Much of the discussion in his book can be followed by anyone with an interest in ancient history, although the detailed discussions about how a word evolved from the Iranic Scythian language into languages such as Tibetan and ancient Chinese will force many of us to take the professor’s word for it.
When I tried to describe the book to a friend of mine, he asked if the book’s thesis of a huge Scythian empire is “plausible.” Given the existence of the historically attested Hun and Mongol empires, it does seem at least to be possible.
At the end of the day, I can only report that I like to read history for fun, and that I majored in journalism, not Tibetan. The Scythian Empire is the most interesting history book I have read in years. It’s great entertainment, the linguistic discussions notwithstanding.
As you may have gathered, Beckwith is not afraid to offer an opinion on many important points in world history. Here are some of them:
• The Hsiung nu, sometimes identified as Huns, were not Huns but were Scythians.
• Much of the Arthurian legends of Britain come from the Ossetians, an ethnic people descended from the Alans, who in turn were descended from the Scythians. I have no idea if this is credible, but it is certainly known that the Romans stationed auxiliary cavalry units in Britain, a Roman province for centuries.
• A central Eurasian myth about a newborn hero being abandoned in a basket or cradle, floating in a river and being raised by a dog or wolf inspired many later stories, including stories about the early years of Cyrus the Great, Moses and Romulus.
• The names of the Don, Dnieper and Danube rivers all come from the Scythian word for “river.”
• The practice of referring to certain peoples as “barbarians” is intellectually lazy and reeks of a double standard. He writes, in Endnote 184, “Did ‘weak’ and ‘innocent’ Chinese, Romans, etc. conquer huge empires by accident, or by kindness? There is no excuse for the continuing demonization of early Central Eurasian peoples as ‘barbarians’ rather than as people (with the good and the bad) as everyone else.”
There are 190 endnotes in small type at the end of the book, and many of them are just as interesting as the actual text of the book, so this is a book you will read with a finger or a bookmark stuck in the back.

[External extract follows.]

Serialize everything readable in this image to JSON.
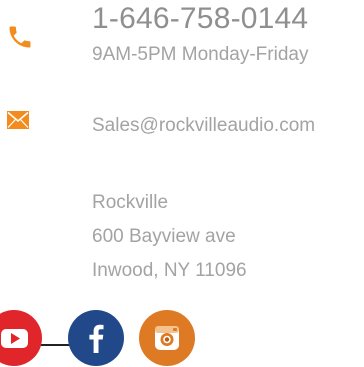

Beckwith is a “big picture” historian in more than one sense (he says the early Scythian empire stretched for thousands of miles from southeast Europe to Mongolia and northern China) and in one of his endnotes, he criticizes historians who stick to narrow controversies: “Many modern historians do not want wide-ranging history that explains things beyond (or even including) their own narrow specializations. However, the world is not simple. It is complex on many levels, not only the close-up level of institutional or ‘bureaucratic’ history, the field of most academic historians today. Yet their studies are hardly meaningful without being placed in a broader context, and it is doubtful that one can do so by attempting to base it solely in bureaucratic-level materials.”
Physically, the Princeton University Press book is a handsome volume which has the features one might expect in a book of this type, including diagrams and tables, illustrations, maps, and reasonably brief Introduction and Prologue chapters that lay out the book’s thesis for nonspecialists. There are endnotes, appendices, a long list of references and an index. There are no suggestions for further reading, although it’s strongly implied that anyone interested in The Scythian Empire should hunt up Beckwith’s other books, such as Empires of the Silk Road.